Quarles helped lead the Buccaneers to their first Super Bowl championship in the 2002 season. Quarles also holds the record for the longest play in Buccaneers' history with a 98-yard interception return for a touchdown against the Green Bay Packers in 2001. On April 24, 2007, it was announced that the Bucs were going to release him before the 2007 NFL draft after he failed a physical.

==NFL career statistics==

Legend
|  | Won the Super Bowl |
| Bold | Career high |

===Regular season===

| Year | Team | Games |  | Tackles |  |  |  | Interceptions |  |  |  | Fumbles |  |  |  |
| GP | GS | Comb | Solo | Ast | Sck | Int | Yds | TD | Lng | FF | FR | Yds | TD |
| 1997 | TAM | 16 | 0 | 4 | 1 | 3 | 0.0 | 0 | 0 | 0 | 0 | 0 | 2 | 0 | 0 |
| 1998 | TAM | 16 | 0 | 12 | 9 | 3 | 1.0 | 0 | 0 | 0 | 0 | 0 | 0 | 0 | 0 |
| 1999 | TAM | 16 | 14 | 54 | 37 | 17 | 0.0 | 0 | 0 | 0 | 0 | 0 | 1 | 0 | 0 |
| 2000 | TAM | 14 | 13 | 51 | 36 | 15 | 2.0 | 1 | 5 | 0 | 5 | 0 | 2 | 5 | 0 |
| 2001 | TAM | 16 | 16 | 52 | 34 | 18 | 2.0 | 1 | 98 | 1 | 98 | 1 | 0 | 0 | 0 |
| 2002 | TAM | 16 | 16 | 113 | 74 | 39 | 1.0 | 2 | 29 | 1 | 25 | 0 | 0 | 0 | 0 |
| 2003 | TAM | 11 | 11 | 80 | 57 | 23 | 0.0 | 0 | 0 | 0 | 0 | 0 | 2 | 0 | 0 |
| 2004 | TAM | 15 | 15 | 104 | 71 | 33 | 3.5 | 0 | 0 | 0 | 0 | 0 | 0 | 0 | 0 |
| 2005 | TAM | 16 | 16 | 134 | 104 | 30 | 1.0 | 0 | 0 | 0 | 0 | 4 | 1 | 0 | 0 |
| 2006 | TAM | 12 | 12 | 106 | 68 | 38 | 2.5 | 0 | 0 | 0 | 0 | 3 | 0 | 0 | 0 |
|  |  | 148 | 113 | 710 | 491 | 219 | 13.0 | 4 | 132 | 2 | 98 | 8 | 8 | 5 | 0 |

===Playoffs===

| Year | Team | Games |  | Tackles |  |  |  | Interceptions |  |  |  | Fumbles |  |  |  |
| GP | GS | Comb | Solo | Ast | Sck | Int | Yds | TD | Lng | FF | FR | Yds | TD |
| 1997 | TAM | 2 | 0 | 0 | 0 | 0 | 0.0 | 0 | 0 | 0 | 0 | 0 | 0 | 0 | 0 |
| 1999 | TAM | 2 | 2 | 8 | 6 | 2 | 0.0 | 0 | 0 | 0 | 0 | 0 | 0 | 0 | 0 |
| 2000 | TAM | 1 | 1 | 6 | 6 | 0 | 0.0 | 0 | 0 | 0 | 0 | 0 | 0 | 0 | 0 |
| 2001 | TAM | 1 | 0 | 8 | 5 | 3 | 0.0 | 0 | 0 | 0 | 0 | 0 | 0 | 0 | 0 |
| 2002 | TAM | 3 | 3 | 22 | 17 | 5 | 0.0 | 0 | 0 | 0 | 0 | 0 | 0 | 0 | 0 |
| 2005 | TAM | 1 | 1 | 11 | 5 | 6 | 0.0 | 0 | 0 | 0 | 0 | 0 | 0 | 0 | 0 |
|  |  | 10 | 7 | 55 | 39 | 16 | 0.0 | 0 | 0 | 0 | 0 | 0 | 0 | 0 | 0 |

==Executive career==
On August 1, 2007, the Tampa Bay Buccaneers hired Quarles as a pro scout in their personnel department.

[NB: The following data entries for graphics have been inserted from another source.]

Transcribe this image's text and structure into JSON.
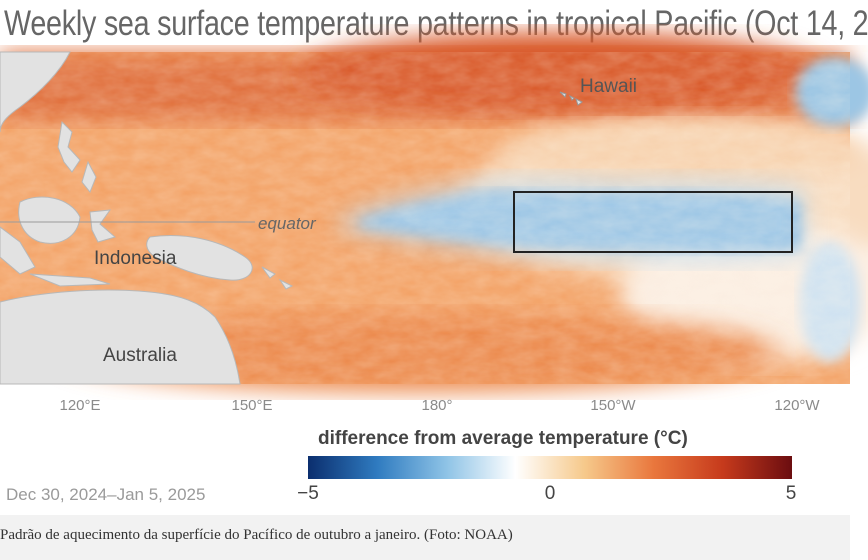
{
  "title": "Weekly sea surface temperature patterns in tropical Pacific (Oct 14, 2",
  "map": {
    "labels": {
      "hawaii": "Hawaii",
      "equator": "equator",
      "indonesia": "Indonesia",
      "australia": "Australia"
    },
    "longitude_ticks": [
      "120°E",
      "150°E",
      "180°",
      "150°W",
      "120°W"
    ]
  },
  "legend": {
    "title": "difference from average temperature (°C)",
    "min_label": "−5",
    "mid_label": "0",
    "max_label": "5",
    "colors": [
      "#0b2e6e",
      "#2f7bc0",
      "#8ec3e6",
      "#ffffff",
      "#f6c98b",
      "#e9773d",
      "#c63a1c",
      "#6b0d10"
    ]
  },
  "date_range": "Dec 30, 2024–Jan 5, 2025",
  "caption": "Padrão de aquecimento da superfície do Pacífico de outubro a janeiro. (Foto: NOAA)"
}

On January 20, 2011, the Buccaneers promoted Quarles to Coordinator of Pro Scouting.

On July 16, 2013, the Buccaneers promoted Quarles to director of pro scouting. On May 29, 2014, the Buccaneers promoted Quarles to director of football operations.

On May 18, 2025, Quarles was promoted once more, this time to the role of senior director of football operations. He received another promotion on June 11, 2026, assuming the role of vice president of football operations.

==Personal life==

Upon retiring Quarles was appointed by Florida Governor Charlie Crist to the board of the Tampa Bay Area Regional Transportation Authority. He served in the position until 2009.